International Journal of Applied Earth Observations and Geoinformation (Dec 2024)
MB-Net: A network for accurately identifying creeping landslides from wrapped interferograms
Abstract
The efficient and automated identification of landslide hazards is essential for socio-economic development and human safety. Integrating the feature extraction capabilities of deep learning with the millimeter-level precision of Interferometric Synthetic Aperture Radar (InSAR) technology establishes a foundation for this task. However, current methods require unwrapping interferograms, and even converting them into deformation products before identifying landslide hazards. This process is susceptible to unwrapping errors, resulting in inefficient data utilization, and demands considerable time and labor. To overcome these challenges, wrapped interferograms are directly utilized for identifying creeping landslides. In this study, trigonometric functions are applied to improve the representation of interferograms and to further enhance the data through rendering. Secondly, a multi-branch semantic segmentation network (MB-Net) was designed, with parallel branch encoding and progressive feature fusion to optimize the model’s ability to learn interferometric phases.

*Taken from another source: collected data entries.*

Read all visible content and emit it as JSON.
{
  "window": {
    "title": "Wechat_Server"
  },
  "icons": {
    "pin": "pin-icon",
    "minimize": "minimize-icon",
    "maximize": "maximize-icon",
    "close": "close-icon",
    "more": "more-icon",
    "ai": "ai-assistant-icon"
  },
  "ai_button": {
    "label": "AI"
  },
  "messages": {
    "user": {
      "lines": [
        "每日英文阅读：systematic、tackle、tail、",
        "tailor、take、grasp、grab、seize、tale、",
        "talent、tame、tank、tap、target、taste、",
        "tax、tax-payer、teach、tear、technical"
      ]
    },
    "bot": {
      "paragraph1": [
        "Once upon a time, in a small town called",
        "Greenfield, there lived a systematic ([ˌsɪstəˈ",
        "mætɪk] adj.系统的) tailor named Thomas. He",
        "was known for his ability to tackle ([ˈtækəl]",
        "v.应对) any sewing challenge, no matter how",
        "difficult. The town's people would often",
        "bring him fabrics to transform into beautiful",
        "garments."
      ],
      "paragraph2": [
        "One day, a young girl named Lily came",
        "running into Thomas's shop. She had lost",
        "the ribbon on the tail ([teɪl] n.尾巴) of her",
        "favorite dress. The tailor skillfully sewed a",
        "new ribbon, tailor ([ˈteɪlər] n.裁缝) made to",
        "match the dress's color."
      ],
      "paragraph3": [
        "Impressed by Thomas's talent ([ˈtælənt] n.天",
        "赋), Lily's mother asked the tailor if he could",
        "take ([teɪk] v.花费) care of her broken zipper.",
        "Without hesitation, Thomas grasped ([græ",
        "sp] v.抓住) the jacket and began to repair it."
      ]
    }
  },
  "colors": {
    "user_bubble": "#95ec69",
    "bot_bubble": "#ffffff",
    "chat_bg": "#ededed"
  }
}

Experimental results indicate a good performance, with the F1-score of 80.91 %, the Intersection over Union (IoU) of 67.94 %, and the Matthews correlation coefficient (MCC) of 80.16 % on the ISSLIDE dataset. To further validate the generalization capability of MB-Net, the public COMET-LiCS Sentinel-1 InSAR portal data was utilized, focusing on the middle reaches of the Jinsha River in China. The results highlight MB-Net’s efficacy in spatial transferability analysis. These findings emphasize the potential of our approach for large-scale landslide hazard identification, providing a crucial foundation for the utilization of interferograms in creeping landslide detection.